Nigeria’s president declared a state of emergency in the Northern states as a response to the threat posed by the Islamist group Boko Haram. Since that declaration, security services have been trying to root out Boko Haram and over 30 soldiers have been killed in the operations. According to one author, “some were killed by landmines,” which is the first mention of landmines in Nigeria I have seen in this current conflict (All Africa). Nigeria had some landmine contamination from the Biafra War in the 1960s but a few years ago Nigeria declared that it had cleared all of its anti-personnel landmines as required by the Mine Ban Treaty, so any new reports of landmines like this one should be investigated.
Tunisian security forces are still trying to capture or eliminate Islamists who have been hiding out in the Jebel Chaambi region along the Algerian border. During one of the sweeps, a tank hit an anti-vehicle mine resulting in two deaths and six injuries, a day or two after eight Tunisian soldiers were killed during an ambush that used landmines to force the soldiers into a trap (Reuters; All Africa; All Africa).
In western Algeria, another Islamist group hiding out in the Beni Milleuk Mountains has also used landmines in an attempt to trap the security forces arrayed against them in an ambush (KUNA).

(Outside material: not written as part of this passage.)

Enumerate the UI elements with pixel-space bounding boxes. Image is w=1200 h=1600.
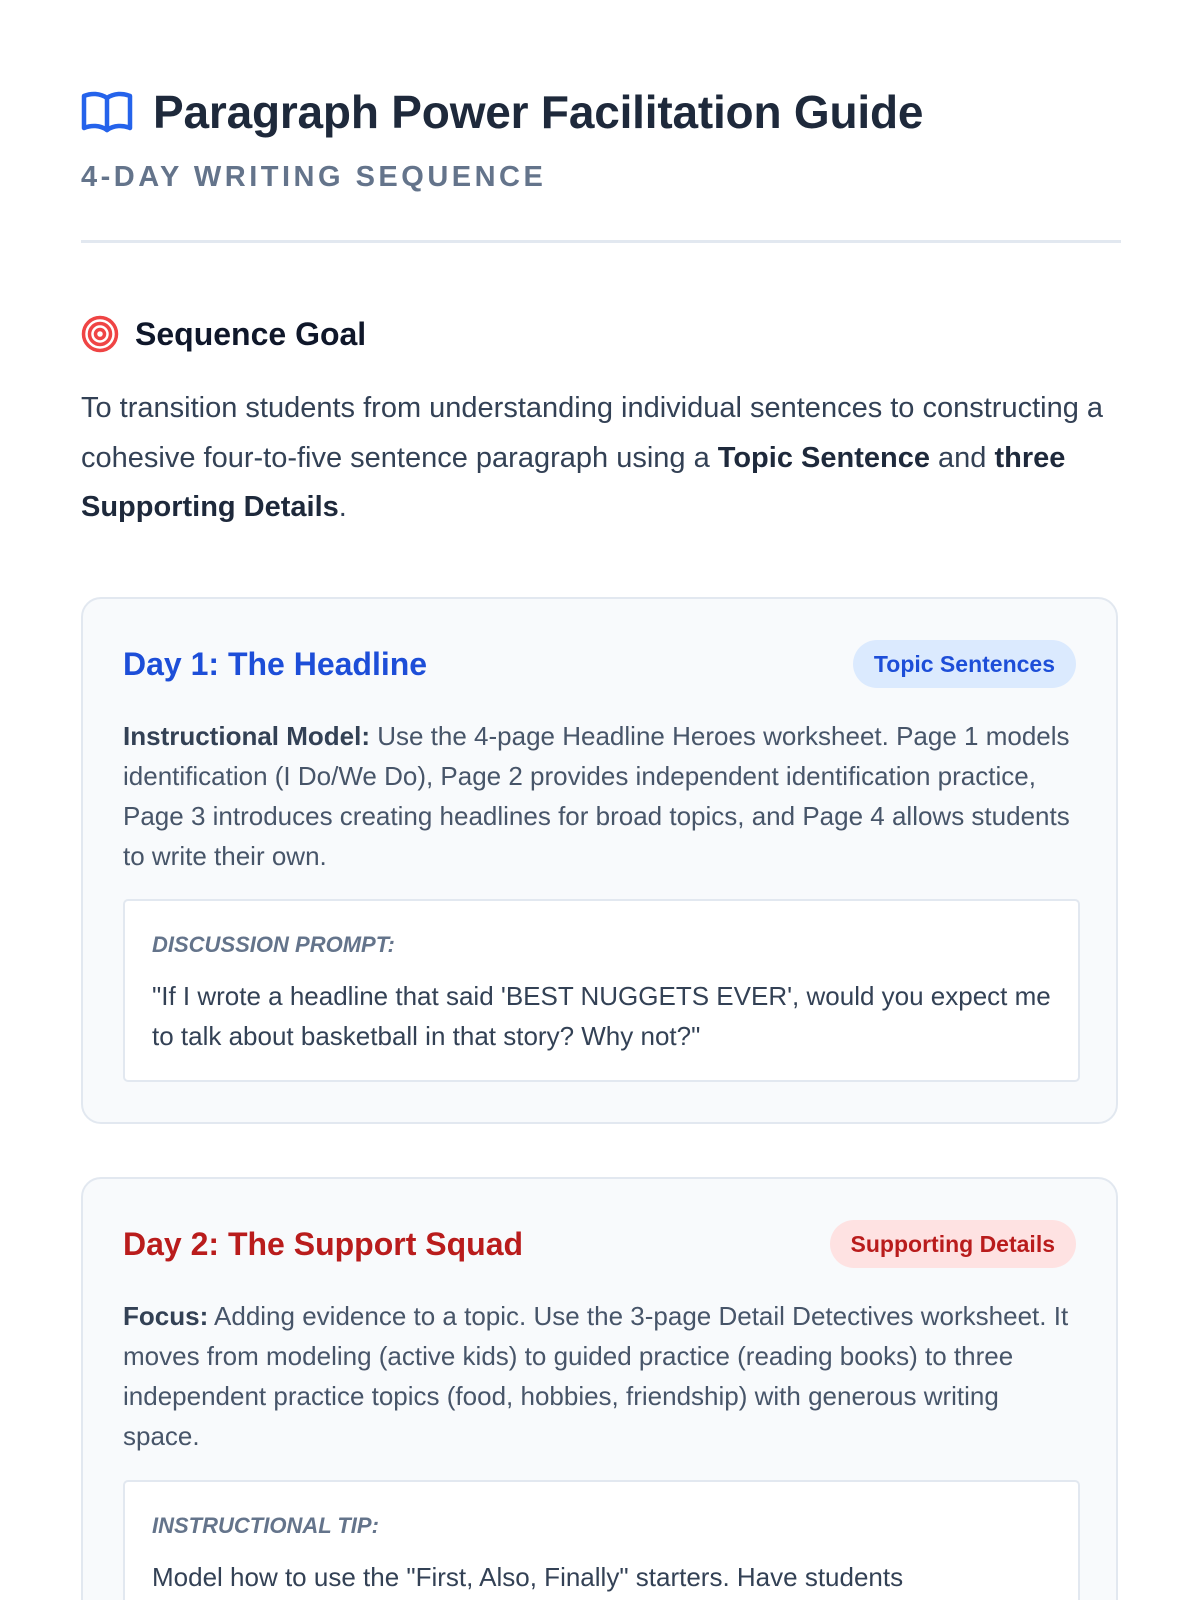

The United States has been the largest single donor to mine action. As such, when funds from the United States are held up, as they have been thanks to the sequester and partisan budget battles in Washington, the impact on mine-affected countries, communities and people is immense. Clear Path International has had to lay off half of its 12,000-person workforce in Afghanistan and 13 out of 18 victim assistance programs have been placed on hold. Clearance teams in Lebanon, Cambodia and Vietnam have run out of funding and have been working without pay, when they have been working. The State Department’s Office of Weapons Removal and Abatement is hopeful that funds will be available soon, but there are no guarantees, not with new opportunities for fights between the Obama Administration and Congress on the horizon (Boston Globe).
And in a show of obscene tone-deafness, at the same time that President Obama was trying to rally domestic and international support for strikes against Syria for violating “international norms” on the use of chemical weapons, the United States flaunted the international norms related to cluster munitions and landmines. The Department of Defense placed a US $12 million order for remote control units for the new Spider anti-personnel landmine system and the government sold US $641 million worth of cluster munitions to Saudi Arabia (The Motley Fool; Business Insider). And this comes after the United States criticized the Gaddhafi regime in Libya and the Assad regime in Syria for using landmines and cluster munitions.